While not strictly a bone disorder, calcium deficiencies seriously affect the bones, causing them to become brittle. Parrots are prone to calcium deficiencies, which they lack from their diet, especially when they’re on a seed-based diet. Parrots need calcium to:
- Prevent hypocalcemia (calcium deficiency disease)
- Prevent self-destructive behaviors, such as feather mutilation
- Make eggshells healthy and strong
- Prevent muscle contractions
- Reduce muscle pain
- Improve balance and coordination
- Lower the risk of heart disease
- Lower cholesterol
African grey parrots are most likely to have a calcium deficiency. Parrots with a severe shortage may suddenly fall off their perch or develop random and sudden convulsions. Calcium supplements and cuttlebones are beneficial.
Rickets are the result of a calcium deficiency. The condition is also caused by a lack of vitamin D and phosphorous. It causes soft, rubbery bones and beaks and commonly affects younger parrots. Signs include:
- Resting while squatting
- Poor growth
- Soft bones and beak
- Weight loss
When the condition becomes advanced, parrots lose the ability to walk and stand because the bones become too weak. Adding calcium and other minerals can aid recovery, and exposing the parrot to sunlight is also recommended.

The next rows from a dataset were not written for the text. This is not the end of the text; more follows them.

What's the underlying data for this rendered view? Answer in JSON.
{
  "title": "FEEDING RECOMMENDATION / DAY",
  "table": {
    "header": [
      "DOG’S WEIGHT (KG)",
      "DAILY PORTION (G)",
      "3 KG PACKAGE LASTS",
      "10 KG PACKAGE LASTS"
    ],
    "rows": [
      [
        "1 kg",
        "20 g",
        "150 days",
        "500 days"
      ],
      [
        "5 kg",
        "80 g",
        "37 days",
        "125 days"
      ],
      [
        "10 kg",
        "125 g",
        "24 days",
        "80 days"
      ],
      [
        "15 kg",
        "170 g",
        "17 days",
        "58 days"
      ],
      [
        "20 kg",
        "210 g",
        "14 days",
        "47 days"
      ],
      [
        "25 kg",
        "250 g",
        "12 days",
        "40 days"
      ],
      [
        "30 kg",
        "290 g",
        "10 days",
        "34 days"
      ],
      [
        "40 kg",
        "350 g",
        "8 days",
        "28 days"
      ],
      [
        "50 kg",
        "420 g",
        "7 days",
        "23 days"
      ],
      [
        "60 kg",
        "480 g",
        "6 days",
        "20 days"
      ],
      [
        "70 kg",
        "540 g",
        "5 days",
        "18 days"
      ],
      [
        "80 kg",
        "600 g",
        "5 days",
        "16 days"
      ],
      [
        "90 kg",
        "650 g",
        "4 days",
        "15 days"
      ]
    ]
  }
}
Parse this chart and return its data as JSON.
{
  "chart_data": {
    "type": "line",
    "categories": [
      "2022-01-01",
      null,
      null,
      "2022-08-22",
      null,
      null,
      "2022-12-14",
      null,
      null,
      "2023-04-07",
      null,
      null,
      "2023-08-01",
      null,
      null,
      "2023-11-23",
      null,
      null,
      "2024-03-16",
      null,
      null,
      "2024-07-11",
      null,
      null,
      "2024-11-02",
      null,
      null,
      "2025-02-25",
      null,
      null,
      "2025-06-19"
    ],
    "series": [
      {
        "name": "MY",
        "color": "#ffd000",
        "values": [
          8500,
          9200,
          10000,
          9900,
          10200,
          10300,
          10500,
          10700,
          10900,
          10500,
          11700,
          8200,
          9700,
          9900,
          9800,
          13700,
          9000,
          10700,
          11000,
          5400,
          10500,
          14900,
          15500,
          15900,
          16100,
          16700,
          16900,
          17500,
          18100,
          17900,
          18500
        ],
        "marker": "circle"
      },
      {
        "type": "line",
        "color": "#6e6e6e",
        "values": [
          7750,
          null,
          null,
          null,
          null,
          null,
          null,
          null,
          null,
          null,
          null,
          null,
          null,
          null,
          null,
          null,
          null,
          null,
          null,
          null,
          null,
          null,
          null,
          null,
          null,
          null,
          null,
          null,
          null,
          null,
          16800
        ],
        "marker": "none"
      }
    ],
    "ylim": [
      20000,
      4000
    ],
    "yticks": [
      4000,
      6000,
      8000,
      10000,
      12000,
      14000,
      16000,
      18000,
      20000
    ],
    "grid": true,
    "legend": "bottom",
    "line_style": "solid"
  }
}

What To Do If A Parrot Has A Broken Bone
Parrots are most likely to break bones due to an accident. This could include falling off their perch or being accidentally stepped on by their owner. This is more likely to happen with smaller parrots, such as budgies.
When parrots experience a broken bone, they lose the ability to use the affected body part. Similarly, you’ll notice extreme changes in their behavior due to the pain and distress the broken bone causes.
As a result, you must consider a broken bone an emergency and take the parrot to an avian vet. Don’t leave it to get better on its own, as a parrot might lose full use of its limb. As mentioned, a vet will undertake these treatments:
- Splinting. This could last for a month or more, depending on the severity of the break.
- Surgery. Vets will stabilize the break or fracture using surgical implants.
- Physiotherapy. Parrots must undergo physical therapy to loosen the muscles and joints around the broken bone.
Flying enables parrots to seek out new habitats, find food, and flee from predators. Weight-saving adaptations have replaced many bones to accommodate the day-to-day needs of parrots. So, the parrots’ advanced musculoskeletal system is fundamental to their survival in the wild.